Aragged group of men, women and children emerge from their aqals, the round temporary shelters made from a few bent branches, planted in the midst of scrub and acacia trees in sub-Saharan plains.
The Calvin Klein and Nike labels on the men's fake designer T-shirts mock their desperate circumstances. Only a few children have the energy to come forward and meet the visitors from the charity Concern.
This is Barwaqo village which houses around 250 families displaced by floods that have pushed the Shabelle river, south west of Mogadishu in Somalia, some 12km beyond its banks, engulfing hundreds of homes and tens of thousands of hectares.
The immediate cause is almost twice the seasonal fall of rain. However, these families are also the victims of a civil war that began in 1991, with the overthrow of the dictator Siad Barre -- a civil war of which the world has largely grown tired and forgotten.
It has been on hold for the last two years while the provisional federal government in Nairobi consider peace talks involving all the feuding clans.
This has led to an uneasy peace between the warlords who have carved up the country. But that doesn't help the people of Barwaqo.
In the absence of any government or infrastructure they look to Concern for aid through the provision of emergency kits, which includes items such as plastic sheeting to cover their shelters and cooking pots.
"The [Barre] government had a department which removed the silt from the river and ensured it had a capacity to carry the water," said Mohamed Mahamud Rirash, an agronomist working with Concern.
"Another problem is that farmers themselves sometimes deliberately cut the riverbank to get water for themselves and finally maybe farmers pay some gatekeepers, who control levels, to keep the gates shut to ensure they can have some water for their land. All this leaves things in a state that, when the really heavy rains come, they are caught out."
It is hard to overstate the devastation caused by the war: Famine in 1992, as well as the war, killed around 600,000 of Somalia's 9.8 million population. No one really knows exactly. Eighty percent of educated Somalis emigrated after the clan-based militias destroyed, dismantled or looted anything of value, removing every aspect of modern civilization, right down to the copper wiring beneath streets used for telephones.
For most of those years Concern stayed in Somalia. At first it was an emergency feeding program. Individual nurses ran feeding stations for 1,200 each. The conditions were extremely dangerous. A mother and her child were killed by a single stray bullet as she breastfed at one of the stations.
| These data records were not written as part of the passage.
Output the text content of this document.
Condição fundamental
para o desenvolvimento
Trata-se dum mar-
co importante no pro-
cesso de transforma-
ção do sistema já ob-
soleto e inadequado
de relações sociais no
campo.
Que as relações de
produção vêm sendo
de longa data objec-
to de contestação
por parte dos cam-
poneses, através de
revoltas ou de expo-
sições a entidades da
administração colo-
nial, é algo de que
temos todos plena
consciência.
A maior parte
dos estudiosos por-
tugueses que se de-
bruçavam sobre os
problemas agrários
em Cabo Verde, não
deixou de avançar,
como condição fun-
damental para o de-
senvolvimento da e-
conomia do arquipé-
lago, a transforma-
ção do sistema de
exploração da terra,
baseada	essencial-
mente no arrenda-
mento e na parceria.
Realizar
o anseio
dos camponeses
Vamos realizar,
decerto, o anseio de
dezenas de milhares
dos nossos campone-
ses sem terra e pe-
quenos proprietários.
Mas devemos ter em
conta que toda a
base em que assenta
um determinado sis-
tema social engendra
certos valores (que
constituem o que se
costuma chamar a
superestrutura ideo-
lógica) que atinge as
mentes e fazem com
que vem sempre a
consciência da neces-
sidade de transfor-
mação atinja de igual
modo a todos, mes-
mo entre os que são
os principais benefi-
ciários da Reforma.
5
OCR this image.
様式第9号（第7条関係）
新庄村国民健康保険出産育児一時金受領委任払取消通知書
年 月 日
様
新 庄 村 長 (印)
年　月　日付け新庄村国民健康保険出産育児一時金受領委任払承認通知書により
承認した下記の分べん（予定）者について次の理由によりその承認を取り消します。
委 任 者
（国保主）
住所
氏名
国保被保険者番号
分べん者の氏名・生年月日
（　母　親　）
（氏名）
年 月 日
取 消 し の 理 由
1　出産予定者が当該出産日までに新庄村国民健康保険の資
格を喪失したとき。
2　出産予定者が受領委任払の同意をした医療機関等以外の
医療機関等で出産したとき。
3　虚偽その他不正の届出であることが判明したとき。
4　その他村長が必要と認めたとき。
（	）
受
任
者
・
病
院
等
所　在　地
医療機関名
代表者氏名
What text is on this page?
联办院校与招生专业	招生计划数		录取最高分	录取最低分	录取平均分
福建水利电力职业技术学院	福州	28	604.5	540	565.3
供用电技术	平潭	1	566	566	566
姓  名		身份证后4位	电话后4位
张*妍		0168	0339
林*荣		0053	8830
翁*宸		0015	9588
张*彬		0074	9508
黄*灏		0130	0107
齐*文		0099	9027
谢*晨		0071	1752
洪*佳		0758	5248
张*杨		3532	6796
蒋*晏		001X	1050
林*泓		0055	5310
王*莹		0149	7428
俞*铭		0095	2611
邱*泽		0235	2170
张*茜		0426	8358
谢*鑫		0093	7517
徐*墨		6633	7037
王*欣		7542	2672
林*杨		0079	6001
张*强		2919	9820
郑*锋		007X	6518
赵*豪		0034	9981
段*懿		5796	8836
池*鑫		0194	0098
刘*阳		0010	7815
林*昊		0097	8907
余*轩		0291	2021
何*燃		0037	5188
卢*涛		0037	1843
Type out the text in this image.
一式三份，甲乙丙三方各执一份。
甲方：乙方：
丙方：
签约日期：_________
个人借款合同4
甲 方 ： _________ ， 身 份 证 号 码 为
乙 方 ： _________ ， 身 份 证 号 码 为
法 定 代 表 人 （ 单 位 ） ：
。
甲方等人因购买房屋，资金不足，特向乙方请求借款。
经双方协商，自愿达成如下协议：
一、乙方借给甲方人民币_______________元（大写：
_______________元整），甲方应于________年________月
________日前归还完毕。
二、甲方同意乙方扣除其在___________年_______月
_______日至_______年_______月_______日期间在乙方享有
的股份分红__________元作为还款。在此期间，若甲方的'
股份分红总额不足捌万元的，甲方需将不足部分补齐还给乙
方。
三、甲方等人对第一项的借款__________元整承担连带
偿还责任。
Concern also fell victim to the violence. In 1993 Valerie Place, a Dublin nurse, was shot through the heart in an ambush on the road to Baidoa. She was 23. In the mid-1990s, as the security situation grew gradually worse, Concern sought to help return those displaced by the war. But in 1995 when the UN military mission, Unsom, retreated leaving many dead, Concern was forced to suspend its activities. It returned to help in 1997 following the devastating El Nino floods when tens of thousands were displaced from their homes.
Gradually, the main focus of Concern's work has changed from emergency aid to development, providing an infrastructure of support in the absence of government.